6. Limitations, Cognitive Load, and Future Directions

• No Asymptotic Optimality: HAWK frameworks do not assert classical search completeness or optimality (Zhou, 28 Oct 2025).
• Cognitive Boundaries: Human effort is minimized by collapsing subgoal trees; scaling is $O(|V|)$ (direct manipulation) to $O(\log|V|)$ (top-level only) (Zhou, 28 Oct 2025).
• Limitations: Quality bottlenecked by agent/tool repertoire; latency in agentic RL feedback loops can be high; precise specification of domain ontologies is required in specialized domains.
• Extensions: Multi-planner or deeper hierarchies (strategic–tactical phase separation); domain adaptation by registering new agents with specialized APIs; research into auto-stratification and dynamic, cross-layer rollback mechanisms.

7. Significance and Theoretical Foundations

HAWK realizes a principled separation between declarative intent parsing, deterministic agent matching, continuous verification, and conflict-guided human oversight, enabling end-to-end enforcement of hard constraints before downstream action.
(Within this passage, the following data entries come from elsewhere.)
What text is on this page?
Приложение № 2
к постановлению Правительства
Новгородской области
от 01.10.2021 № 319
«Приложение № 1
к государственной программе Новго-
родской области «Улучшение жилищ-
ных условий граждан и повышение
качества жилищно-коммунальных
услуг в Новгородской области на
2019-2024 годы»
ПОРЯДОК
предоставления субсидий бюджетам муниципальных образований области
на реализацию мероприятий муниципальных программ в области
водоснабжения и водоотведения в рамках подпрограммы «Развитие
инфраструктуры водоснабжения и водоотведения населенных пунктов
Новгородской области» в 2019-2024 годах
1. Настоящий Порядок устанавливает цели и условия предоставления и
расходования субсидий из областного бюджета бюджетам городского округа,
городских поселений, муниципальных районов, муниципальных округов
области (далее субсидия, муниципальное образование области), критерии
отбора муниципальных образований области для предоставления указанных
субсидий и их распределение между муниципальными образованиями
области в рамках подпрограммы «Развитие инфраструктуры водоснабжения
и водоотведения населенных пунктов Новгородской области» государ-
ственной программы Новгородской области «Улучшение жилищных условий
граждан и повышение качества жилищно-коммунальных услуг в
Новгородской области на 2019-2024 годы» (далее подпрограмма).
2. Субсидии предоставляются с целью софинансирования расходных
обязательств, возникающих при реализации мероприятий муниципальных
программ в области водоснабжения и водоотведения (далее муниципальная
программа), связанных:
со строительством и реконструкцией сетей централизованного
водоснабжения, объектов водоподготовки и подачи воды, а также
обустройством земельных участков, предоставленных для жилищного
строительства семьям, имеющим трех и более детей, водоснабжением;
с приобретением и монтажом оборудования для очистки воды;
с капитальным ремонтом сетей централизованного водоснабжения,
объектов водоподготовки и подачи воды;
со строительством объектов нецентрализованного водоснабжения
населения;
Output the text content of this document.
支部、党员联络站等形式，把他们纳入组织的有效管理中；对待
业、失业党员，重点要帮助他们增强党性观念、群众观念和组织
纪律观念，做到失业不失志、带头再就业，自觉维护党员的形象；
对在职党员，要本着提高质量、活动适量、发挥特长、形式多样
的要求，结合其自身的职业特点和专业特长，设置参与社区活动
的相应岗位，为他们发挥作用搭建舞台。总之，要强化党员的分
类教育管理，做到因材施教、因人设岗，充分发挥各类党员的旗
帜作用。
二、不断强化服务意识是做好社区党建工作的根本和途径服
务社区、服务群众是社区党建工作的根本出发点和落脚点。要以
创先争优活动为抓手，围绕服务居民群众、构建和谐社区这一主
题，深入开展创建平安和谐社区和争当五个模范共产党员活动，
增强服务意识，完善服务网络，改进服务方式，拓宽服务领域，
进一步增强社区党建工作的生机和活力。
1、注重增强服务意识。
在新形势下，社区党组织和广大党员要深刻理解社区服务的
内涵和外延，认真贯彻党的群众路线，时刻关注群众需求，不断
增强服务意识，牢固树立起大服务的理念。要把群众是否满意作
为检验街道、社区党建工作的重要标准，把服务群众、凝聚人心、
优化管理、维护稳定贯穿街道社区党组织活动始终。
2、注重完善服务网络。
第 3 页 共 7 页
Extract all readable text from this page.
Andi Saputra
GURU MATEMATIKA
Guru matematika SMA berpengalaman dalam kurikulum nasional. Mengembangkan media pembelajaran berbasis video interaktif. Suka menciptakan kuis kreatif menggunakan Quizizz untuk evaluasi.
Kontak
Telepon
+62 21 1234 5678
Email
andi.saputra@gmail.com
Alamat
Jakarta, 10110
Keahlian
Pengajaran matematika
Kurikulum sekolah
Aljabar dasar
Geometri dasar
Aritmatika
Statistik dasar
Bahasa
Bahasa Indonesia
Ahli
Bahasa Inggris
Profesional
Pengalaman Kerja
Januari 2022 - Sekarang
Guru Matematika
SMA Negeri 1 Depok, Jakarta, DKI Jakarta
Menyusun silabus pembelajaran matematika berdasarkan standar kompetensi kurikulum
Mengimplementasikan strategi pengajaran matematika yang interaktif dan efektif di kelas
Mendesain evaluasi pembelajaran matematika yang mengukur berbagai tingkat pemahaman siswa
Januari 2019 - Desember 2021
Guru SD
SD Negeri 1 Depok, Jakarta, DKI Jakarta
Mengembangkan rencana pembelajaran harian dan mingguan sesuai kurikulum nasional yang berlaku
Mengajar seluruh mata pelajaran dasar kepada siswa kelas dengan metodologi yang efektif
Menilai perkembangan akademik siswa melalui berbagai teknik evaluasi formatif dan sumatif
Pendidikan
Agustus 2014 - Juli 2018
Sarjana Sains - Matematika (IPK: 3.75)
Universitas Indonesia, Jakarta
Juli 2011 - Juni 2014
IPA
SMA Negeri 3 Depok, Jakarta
It supports modular, adaptive, and user-guided orchestration of multi-agent LLM systems, robust to real-world ambiguity and agent failure. These properties establish HAWK as a theoretical and practical blueprint for adaptive, high-reliability large-scale agentic workflows across domains (Zhou, 28 Oct 2025, Hu et al., 29 May 2025, Li et al., 21 Nov 2025).